So it's hardly surprising that "(500) Days Of Summer" has a colorful array of various songs from a pretty eclectic bunch of bands -- everything from classics to indie pop, anti-folk to galloping hard rock'n'roll. And while it adds extra dimensions to the lovable film from which it springs, it's also a pretty good selection of music in its own right.
We're ushered into the album with a soft cloud of strings and flute, and a solemn spoken monologue about the movie's plot: "This is a story of boy meets girl..." Rather appropriately, it then segues into the rippling beauty of Regina Spektor's "Us" ("They made a statue of us/and put it on a mountaintop/now tourists come and stare at us..."), a delightfully peppy song that trickles up and down the piano keys.
The songs that follow are a pretty eclectic bunch: the Smiths' hard-edged "There Is A Light That Never Goes Out" and the fast-strummed "Please, Please, Please, Let Me Get What I Want," Simon and Garfunkel's wispy folk "Bookends," and the delightful "You Make My Dreams" by Hall and Oates. And then there's Wolfmother's blazing cycling "Vagabond," the Black Lips' stringy unpolished "Bad Kids," the Temper Trap's fast-pacing shifting rocker "Sweet Disposition," Mumm-Ra's catchy Britpopper "She's Got You High," and the brilliantly sweeping, fast-moving "There Goes The Fear" by the Doves.
Then there's the pop interwoven from start to finish: the mellow acoustic "Quequ'un M'a Dit" by France's current First Lady, Feist's delightfully sprightly "Mushaboom," Meaghan Smith's quirky pianopop "Here Comes Your Man," and another song by Regine Spektor, the rambling bittersweet prettiness of "Hero." And there's a sweet little epilogue to this -- M. Ward and the movie's star Zooey Deschanel perform as She and Him (yes, that is the band name!), with a sweet and sparkling cover of "Please, Please, Please, Let Me Get What I Want." And yes, she does have a lovely voice.
The biggest flaw with the "(500) Days Of Summer" soundtrack is that it tends to leap up and down in tempo -- you go from soft and mellow to hard-as-bricks and back again in the space of one song.

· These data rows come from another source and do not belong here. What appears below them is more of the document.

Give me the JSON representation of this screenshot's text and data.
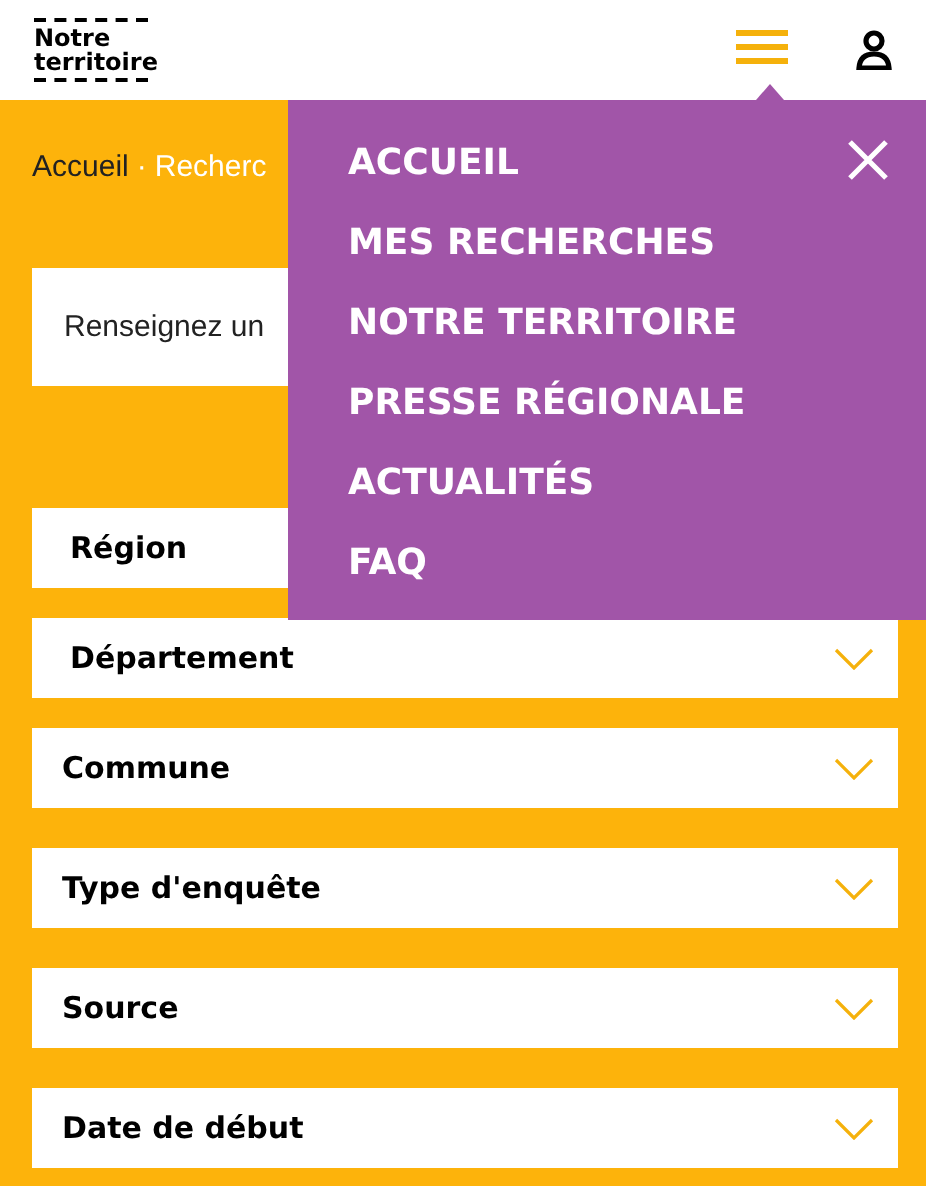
{
  "header": {
    "logo": [
      "Notre",
      "territoire"
    ]
  },
  "breadcrumb": {
    "home": "Accueil",
    "separator": "·",
    "current": "Recherc"
  },
  "search": {
    "placeholder": "Renseignez un"
  },
  "filters": [
    {
      "label": "Région"
    },
    {
      "label": "Département"
    },
    {
      "label": "Commune"
    },
    {
      "label": "Type d'enquête"
    },
    {
      "label": "Source"
    },
    {
      "label": "Date de début"
    }
  ],
  "menu": {
    "items": [
      "ACCUEIL",
      "MES RECHERCHES",
      "NOTRE TERRITOIRE",
      "PRESSE RÉGIONALE",
      "ACTUALITÉS",
      "FAQ"
    ]
  }
}
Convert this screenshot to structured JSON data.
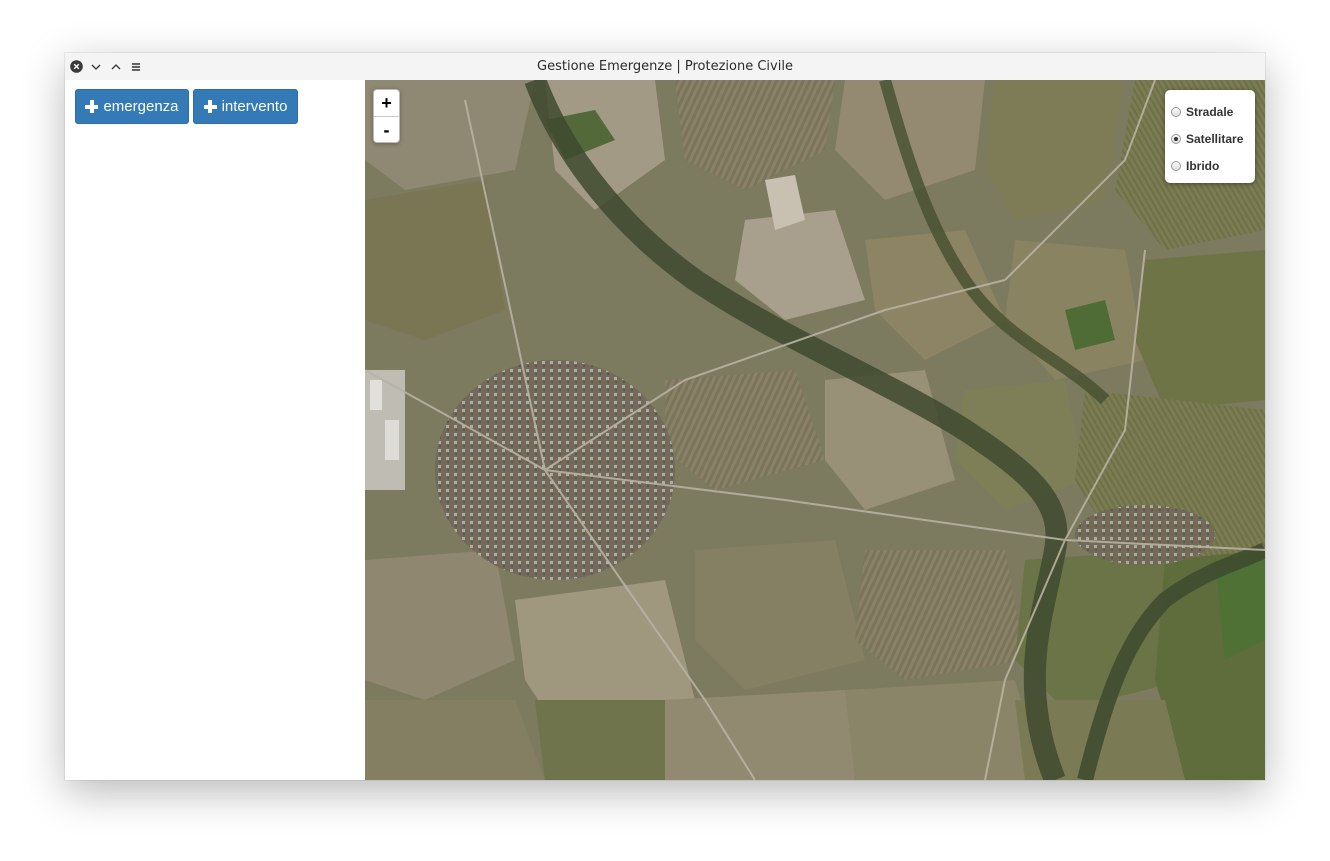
{
  "window": {
    "title": "Gestione Emergenze | Protezione Civile",
    "controls": [
      "close-icon",
      "minimize-icon",
      "maximize-icon",
      "menu-icon"
    ]
  },
  "sidebar": {
    "buttons": {
      "emergenza_label": "emergenza",
      "intervento_label": "intervento"
    },
    "accent": "#337ab7"
  },
  "map": {
    "view": "satellite",
    "zoom_in_label": "+",
    "zoom_out_label": "-",
    "layers": [
      {
        "label": "Stradale",
        "selected": false
      },
      {
        "label": "Satellitare",
        "selected": true
      },
      {
        "label": "Ibrido",
        "selected": false
      }
    ]
  }
}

Oh yeah, and the Black Lips just don't fit in, since they sound kind of tinny and rough-edged compared to the other songs.

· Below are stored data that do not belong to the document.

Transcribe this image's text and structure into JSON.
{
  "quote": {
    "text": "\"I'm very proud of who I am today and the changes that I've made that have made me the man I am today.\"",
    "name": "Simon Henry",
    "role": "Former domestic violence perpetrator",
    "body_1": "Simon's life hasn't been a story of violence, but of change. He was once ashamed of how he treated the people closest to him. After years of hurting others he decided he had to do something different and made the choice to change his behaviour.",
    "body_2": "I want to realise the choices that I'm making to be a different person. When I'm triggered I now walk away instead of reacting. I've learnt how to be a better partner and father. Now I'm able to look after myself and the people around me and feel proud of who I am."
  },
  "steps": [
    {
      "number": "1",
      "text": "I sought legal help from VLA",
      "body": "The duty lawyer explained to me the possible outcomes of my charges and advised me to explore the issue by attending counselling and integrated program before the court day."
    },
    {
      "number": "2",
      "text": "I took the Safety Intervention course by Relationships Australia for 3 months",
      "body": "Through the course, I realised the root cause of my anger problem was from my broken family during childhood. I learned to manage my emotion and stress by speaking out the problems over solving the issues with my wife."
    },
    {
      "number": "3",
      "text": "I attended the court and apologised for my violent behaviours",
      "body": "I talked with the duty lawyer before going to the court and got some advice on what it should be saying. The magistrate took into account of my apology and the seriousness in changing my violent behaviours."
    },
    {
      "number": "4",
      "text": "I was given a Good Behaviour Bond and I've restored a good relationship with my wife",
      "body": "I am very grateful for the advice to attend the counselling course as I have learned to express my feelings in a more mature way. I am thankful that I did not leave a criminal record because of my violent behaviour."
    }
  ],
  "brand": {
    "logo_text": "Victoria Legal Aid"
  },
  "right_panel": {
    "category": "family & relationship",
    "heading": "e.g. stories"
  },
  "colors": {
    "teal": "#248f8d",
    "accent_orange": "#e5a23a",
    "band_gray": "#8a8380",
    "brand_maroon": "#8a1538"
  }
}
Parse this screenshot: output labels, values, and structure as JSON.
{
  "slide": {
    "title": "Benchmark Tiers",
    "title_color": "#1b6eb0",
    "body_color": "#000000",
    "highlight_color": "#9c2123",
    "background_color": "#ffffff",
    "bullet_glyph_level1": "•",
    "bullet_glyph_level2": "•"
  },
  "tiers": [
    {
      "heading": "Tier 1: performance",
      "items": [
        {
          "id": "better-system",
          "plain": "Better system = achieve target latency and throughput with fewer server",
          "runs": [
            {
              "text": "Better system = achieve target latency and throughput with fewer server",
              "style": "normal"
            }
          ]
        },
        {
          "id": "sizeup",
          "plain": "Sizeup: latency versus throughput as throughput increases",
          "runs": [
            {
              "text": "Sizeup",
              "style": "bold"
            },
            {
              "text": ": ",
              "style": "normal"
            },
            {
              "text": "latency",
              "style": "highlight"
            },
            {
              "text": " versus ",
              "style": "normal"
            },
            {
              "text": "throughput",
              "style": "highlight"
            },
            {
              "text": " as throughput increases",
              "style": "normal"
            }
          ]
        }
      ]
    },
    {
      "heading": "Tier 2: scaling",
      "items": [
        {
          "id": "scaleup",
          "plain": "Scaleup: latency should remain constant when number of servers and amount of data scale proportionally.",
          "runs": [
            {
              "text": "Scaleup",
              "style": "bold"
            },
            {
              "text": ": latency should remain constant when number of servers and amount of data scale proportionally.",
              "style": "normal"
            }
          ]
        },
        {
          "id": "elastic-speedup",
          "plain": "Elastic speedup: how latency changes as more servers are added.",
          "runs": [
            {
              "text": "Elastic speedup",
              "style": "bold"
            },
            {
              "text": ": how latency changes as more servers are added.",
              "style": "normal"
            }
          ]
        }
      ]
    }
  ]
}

Other than that, it's a pretty delightful collection of music cobbled from various genres and time periods, until it feels like listening in on the lead characters' iPods. And while some of the songs vary wildly, all together they give a feeling of warmth and hopeful love -- and serve as a journey into the mind of a person idealistically in love, with moods swinging like a pendulum and bittersweet wistfulness.
There's a lot of guitar and piano woven through this album, especially in the indie-pop songs and the final She and Him song, but there's also a healthy dose of blazing electric guitar, blunt bass, a trickle of keyboard, and some sharp beats in "Sweet Disposition." And the vocalists are excellent as well -- some are quirky and piquant (Feist, Spektor and especially Deschanel) while others are rich and smooth (the Doves and the Smiths especially).
The music of "(500) Days Of Summer" varies wildly and bounces all over the place, yet somehow the soundtrack unifies into a warm and pleasant mingling of vibrant rock, classics and quirky pop. Certainly worth getting.